Mobilité : annus horribilis

Depuis 2011, dans tous nos sondages, la mobilité caracole en tête des préoccupations des entrepreneurs bruxellois. Or, ces douze derniers mois n’ont guère apporté que de nouvelles perturbations à cet égard : démolition du viaduc Reyers, fermeture de tunnels en série, mise en place chaotique du piétonnier en centre-ville… Près de 85 % des personnes interrogées estiment que la situation s’est dégradée.

 3 thèmes

 Pas étonnant que la mobilité renforce encore son score de « priorité n° 1 » pour 64 % des sondés (contre 50 % en novembre 2015), devant les deux autres « habitués » de notre podium : la fiscalité régionale et communale (33 %) et la simplification administrative (32 %). En 4e position, on voit poindre l’image de Bruxelles (25 %) – ce qui reflète bien les inquiétudes après les attentats du mois de mars. Plus étonnant dans ce contexte : la sécurité n’arrive qu’en 7e position (18 %), derrière l’aide à l’investissement (22 %) et même… la propreté (19 %) !
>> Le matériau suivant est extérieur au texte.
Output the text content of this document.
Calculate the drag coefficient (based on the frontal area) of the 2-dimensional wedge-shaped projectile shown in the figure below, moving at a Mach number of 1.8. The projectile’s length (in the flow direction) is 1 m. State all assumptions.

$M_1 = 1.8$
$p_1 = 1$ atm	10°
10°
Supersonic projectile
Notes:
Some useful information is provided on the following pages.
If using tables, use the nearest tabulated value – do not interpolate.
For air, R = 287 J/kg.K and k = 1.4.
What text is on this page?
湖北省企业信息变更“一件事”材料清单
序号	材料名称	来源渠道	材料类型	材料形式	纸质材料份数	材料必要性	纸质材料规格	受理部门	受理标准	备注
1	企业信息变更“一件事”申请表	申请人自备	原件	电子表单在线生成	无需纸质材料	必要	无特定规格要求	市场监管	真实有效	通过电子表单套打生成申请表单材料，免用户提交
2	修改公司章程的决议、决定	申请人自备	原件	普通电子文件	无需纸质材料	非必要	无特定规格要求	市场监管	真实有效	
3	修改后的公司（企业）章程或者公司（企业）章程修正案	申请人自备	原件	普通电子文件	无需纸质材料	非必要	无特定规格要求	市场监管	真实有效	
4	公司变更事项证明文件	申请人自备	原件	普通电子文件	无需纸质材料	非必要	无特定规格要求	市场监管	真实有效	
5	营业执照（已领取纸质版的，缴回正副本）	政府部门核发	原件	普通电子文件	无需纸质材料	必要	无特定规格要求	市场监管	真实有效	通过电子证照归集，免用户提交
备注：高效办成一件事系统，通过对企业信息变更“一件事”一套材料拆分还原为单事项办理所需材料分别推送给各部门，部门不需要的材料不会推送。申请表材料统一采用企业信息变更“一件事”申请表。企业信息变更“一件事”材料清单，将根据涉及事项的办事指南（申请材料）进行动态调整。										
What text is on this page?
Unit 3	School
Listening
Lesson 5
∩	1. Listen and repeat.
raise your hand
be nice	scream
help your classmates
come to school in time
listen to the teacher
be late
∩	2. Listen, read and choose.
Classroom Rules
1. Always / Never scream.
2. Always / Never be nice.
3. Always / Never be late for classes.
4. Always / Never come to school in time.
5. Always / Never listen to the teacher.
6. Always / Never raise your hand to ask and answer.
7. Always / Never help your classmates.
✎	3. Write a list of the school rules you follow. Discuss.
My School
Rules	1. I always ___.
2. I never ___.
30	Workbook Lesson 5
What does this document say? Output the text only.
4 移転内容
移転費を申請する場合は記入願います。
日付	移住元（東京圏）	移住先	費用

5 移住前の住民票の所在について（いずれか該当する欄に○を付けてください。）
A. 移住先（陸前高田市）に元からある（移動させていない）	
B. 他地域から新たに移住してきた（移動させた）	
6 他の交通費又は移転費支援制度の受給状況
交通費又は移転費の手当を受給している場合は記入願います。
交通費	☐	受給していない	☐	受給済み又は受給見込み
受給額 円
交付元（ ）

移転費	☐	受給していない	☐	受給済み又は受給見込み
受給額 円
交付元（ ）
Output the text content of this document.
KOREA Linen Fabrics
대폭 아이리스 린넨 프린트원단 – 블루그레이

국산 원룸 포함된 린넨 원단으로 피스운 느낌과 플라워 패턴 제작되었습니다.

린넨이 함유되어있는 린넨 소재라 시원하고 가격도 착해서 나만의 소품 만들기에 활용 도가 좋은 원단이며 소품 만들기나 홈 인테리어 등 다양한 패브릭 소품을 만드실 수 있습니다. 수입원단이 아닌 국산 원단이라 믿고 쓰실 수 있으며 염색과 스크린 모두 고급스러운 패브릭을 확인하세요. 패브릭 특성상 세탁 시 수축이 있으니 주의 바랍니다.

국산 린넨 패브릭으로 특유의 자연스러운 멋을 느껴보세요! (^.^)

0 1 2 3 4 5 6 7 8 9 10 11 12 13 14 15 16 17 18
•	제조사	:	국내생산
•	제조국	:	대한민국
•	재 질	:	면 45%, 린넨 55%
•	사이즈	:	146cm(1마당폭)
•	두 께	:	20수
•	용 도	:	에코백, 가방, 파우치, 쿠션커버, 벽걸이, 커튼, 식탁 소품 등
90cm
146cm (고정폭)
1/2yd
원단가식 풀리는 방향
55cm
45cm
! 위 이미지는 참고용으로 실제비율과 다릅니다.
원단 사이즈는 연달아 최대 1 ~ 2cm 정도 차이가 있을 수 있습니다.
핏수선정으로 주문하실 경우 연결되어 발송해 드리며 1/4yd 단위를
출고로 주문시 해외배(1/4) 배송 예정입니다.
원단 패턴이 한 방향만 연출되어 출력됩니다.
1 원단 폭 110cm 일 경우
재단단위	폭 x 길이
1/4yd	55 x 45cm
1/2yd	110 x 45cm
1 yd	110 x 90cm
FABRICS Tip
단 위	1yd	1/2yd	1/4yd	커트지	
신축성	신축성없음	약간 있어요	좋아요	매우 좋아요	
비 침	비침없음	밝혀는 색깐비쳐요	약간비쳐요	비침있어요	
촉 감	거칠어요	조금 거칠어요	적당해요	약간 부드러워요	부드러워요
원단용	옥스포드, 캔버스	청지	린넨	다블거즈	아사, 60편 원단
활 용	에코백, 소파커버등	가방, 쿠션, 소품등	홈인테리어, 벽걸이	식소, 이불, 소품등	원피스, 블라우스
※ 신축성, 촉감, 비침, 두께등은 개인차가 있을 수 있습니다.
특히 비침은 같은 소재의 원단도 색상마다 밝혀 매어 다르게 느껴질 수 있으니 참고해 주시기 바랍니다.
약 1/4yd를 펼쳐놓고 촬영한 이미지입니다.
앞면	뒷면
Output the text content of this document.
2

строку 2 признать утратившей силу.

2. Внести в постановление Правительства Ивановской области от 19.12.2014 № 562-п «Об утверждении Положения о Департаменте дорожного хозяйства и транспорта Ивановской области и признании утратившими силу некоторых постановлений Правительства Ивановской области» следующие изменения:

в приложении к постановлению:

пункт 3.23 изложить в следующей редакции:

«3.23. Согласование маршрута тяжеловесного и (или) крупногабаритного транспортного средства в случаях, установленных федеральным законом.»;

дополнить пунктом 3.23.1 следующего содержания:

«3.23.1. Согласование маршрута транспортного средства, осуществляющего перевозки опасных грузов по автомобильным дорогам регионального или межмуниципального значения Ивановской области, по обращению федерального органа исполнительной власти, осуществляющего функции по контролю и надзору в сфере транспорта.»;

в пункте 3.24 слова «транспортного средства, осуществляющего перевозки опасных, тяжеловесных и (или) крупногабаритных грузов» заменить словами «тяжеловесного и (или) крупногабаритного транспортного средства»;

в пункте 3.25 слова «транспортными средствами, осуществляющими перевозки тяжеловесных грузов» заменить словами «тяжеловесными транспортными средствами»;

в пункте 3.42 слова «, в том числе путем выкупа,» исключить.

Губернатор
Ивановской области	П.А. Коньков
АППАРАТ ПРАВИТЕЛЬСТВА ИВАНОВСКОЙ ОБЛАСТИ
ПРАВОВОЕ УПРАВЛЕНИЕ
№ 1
 Graphique infrastructures

Pour compléter ce sondage, nous avons demandé pour la première fois aux entrepreneurs quelles étaient, à leurs yeux, les projets prioritaires en termes d’infrastructures. Trois chantiers se détachent nettement ; dans l’ordre : la rénovation des tunnels, l’achèvement du RER et l’aménagement de parkings de dissuasion.

 Des idées qui progressent

Toujours en lien avec la mobilité, l’idée d’un péage urbain ou d’une taxe kilométrique fait son chemin : les entrepreneurs sont désormais 43 % à la juger « intéressante » (contre 33 %) en novembre dernier). Visiblement, cette progression provient des indécis. Par ailleurs, 56 % des sondés sont également intéressés par l’idée d’un « budget mobilité » pour remplacer ou compléter le régime des voitures de société.